The line between what a sandwich technically is and what a sandwich technically isn't can blur substantially at a place like Bäco Mercat, especially when you've got the drinks menu in front of you. Spend an afternoon in downtown Los Angeles at chef Josef Centeno's latest easy-bites spot and you may come away scratching your head at what you just ate, but you'll also be rubbing your stomach in fond memory.
The namesake bäco sandwich ($11) falls into pita/flatbread/puffy taco category, with an airy, lightly crisped 'U' of pliable dough holding in all of the ingredients. It's not eaten upright, like a taco, but generally head-first, like an oversized Martin's Potato Roll with the back hinge of bread still attached. As for the ingredients? Well, this place just gets curiouser and curiouser.
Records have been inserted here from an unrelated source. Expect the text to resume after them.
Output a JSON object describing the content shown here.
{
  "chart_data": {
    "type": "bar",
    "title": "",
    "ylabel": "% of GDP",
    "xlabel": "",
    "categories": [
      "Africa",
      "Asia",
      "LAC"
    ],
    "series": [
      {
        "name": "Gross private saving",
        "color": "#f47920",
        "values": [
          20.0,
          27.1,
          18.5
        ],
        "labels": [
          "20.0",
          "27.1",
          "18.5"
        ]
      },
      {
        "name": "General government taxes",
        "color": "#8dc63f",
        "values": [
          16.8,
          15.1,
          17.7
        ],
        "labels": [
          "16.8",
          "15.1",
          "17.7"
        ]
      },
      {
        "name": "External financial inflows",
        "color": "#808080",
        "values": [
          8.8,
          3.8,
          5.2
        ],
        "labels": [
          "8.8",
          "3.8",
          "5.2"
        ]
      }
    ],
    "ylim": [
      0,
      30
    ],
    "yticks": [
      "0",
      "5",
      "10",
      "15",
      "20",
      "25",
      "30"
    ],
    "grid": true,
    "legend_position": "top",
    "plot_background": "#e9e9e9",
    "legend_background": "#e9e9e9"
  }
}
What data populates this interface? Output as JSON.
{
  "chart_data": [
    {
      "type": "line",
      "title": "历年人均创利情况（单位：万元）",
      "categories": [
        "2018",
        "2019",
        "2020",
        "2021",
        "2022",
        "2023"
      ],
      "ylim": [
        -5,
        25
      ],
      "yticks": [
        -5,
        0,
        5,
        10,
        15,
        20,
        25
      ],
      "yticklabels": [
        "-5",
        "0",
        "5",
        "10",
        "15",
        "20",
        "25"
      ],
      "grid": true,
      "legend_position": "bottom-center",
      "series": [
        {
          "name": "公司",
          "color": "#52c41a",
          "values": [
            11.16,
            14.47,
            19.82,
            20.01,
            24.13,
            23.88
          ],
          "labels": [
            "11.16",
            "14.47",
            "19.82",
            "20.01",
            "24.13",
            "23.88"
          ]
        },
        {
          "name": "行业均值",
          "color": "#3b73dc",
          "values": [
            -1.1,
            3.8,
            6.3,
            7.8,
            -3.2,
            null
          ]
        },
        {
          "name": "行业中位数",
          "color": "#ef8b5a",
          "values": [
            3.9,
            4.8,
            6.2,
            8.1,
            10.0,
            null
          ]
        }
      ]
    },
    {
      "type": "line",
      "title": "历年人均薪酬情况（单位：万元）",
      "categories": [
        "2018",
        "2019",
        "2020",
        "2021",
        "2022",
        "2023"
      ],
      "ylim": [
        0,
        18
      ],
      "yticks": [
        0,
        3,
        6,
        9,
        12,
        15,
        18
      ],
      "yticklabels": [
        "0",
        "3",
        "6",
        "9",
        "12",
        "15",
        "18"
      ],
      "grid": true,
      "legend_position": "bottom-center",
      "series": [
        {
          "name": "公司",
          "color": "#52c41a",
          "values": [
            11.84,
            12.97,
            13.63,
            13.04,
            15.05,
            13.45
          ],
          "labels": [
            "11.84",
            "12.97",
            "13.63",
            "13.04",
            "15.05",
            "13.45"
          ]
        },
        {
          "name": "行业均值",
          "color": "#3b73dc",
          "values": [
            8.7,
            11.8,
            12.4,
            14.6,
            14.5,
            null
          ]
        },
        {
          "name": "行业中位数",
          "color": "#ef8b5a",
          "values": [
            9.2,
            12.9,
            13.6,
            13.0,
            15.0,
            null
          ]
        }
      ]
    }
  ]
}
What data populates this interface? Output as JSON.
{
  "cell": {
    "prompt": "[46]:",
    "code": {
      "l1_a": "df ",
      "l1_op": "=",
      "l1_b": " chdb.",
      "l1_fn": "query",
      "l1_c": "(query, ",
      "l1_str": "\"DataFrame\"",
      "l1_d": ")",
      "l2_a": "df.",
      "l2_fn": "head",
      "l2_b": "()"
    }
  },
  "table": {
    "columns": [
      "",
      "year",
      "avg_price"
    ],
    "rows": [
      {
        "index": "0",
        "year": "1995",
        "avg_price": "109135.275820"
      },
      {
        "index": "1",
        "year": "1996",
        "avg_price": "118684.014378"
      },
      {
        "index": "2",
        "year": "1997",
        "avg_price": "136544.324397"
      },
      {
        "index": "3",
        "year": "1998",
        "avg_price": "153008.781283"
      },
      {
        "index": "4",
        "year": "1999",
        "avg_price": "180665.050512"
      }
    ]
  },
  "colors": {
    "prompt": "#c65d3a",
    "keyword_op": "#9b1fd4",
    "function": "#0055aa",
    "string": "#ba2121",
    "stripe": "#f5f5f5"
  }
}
Plenty of people favor "the original," a mix of lightly glazed pork belly and beef carnitas with spicy salbixtada to liven things up a bit. However, burger lovers will swoon for "the toron," a funky oxtail take on one of LA's most beloved two-handed meals. The pressed hash patty arrives shimmering with juiciness and laid on by a thick slice of cheddar. Although the hash is cooked through, the creamy, fragrant, almost tzatziki-like sauce makes absolutely sure you won't need any help swallowing each savory bite. Topped off with fresh greens and crispy fried potatoes (latke, anyone?), the toron is a transformative sandwich, at least with its more-than-meets-the-eye approach. Whatever this thing is, it's unstoppable.